Er bestaan geen digitale grondrechten. Er bestaan wel grondrechten, rechten van burgers die de grens van de overheidsmacht markeren. Een aantal daarvan gaat over informatieprocessen. Dat is al zo sinds de Grondwet werd opgesteld. Maar wat nieuw is, is dat die rechten steeds gemakkelijker zijn uit te oefenen en te beperken. En dus zijn ze ook makkelijker naar twee kanten te misbruiken: in het gebruik (bijvoorbeeld schelden op internet) en in de beperking (zoals door het op grote schaal afluisteren van vertrouwelijke communicatie). Over deze informatiegrondrechten zal ik het hier hebben.

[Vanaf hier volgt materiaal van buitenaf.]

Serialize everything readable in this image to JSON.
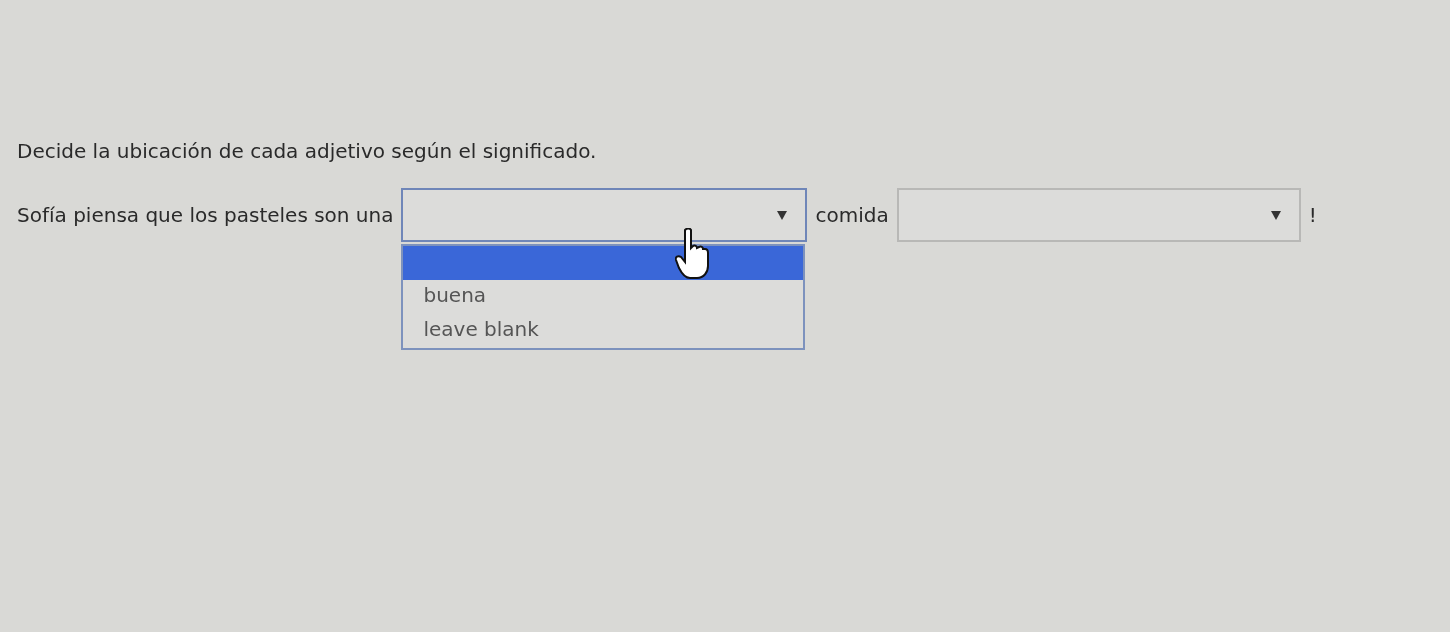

Laten we bij het begin beginnen: de grondrechten in de Nederlandse Grondwet. Ze staan in het eerste hoofdstuk van de Grondwet. Je zou zeggen: dat is mooi. Dat is het natuurlijk ook, maar het is toch minder mooi dan het lijkt, want die grondrechten kunnen maar in beperkte mate door de Nederlandse rechter worden toegepast, namelijk niet als het om daden van wetgeving gaat. Dat heet in het staatsrechtelijke jargon: het toetsingsverbod, wat wil zeggen dat de rechter wetten niet aan de Grondwet mag toetsen. Of zoals het zo plechtig in artikel 120 van de Grondwet staat: ‘De rechter treedt niet in de beoordeling van de grondwettigheid van wetten en verdragen.’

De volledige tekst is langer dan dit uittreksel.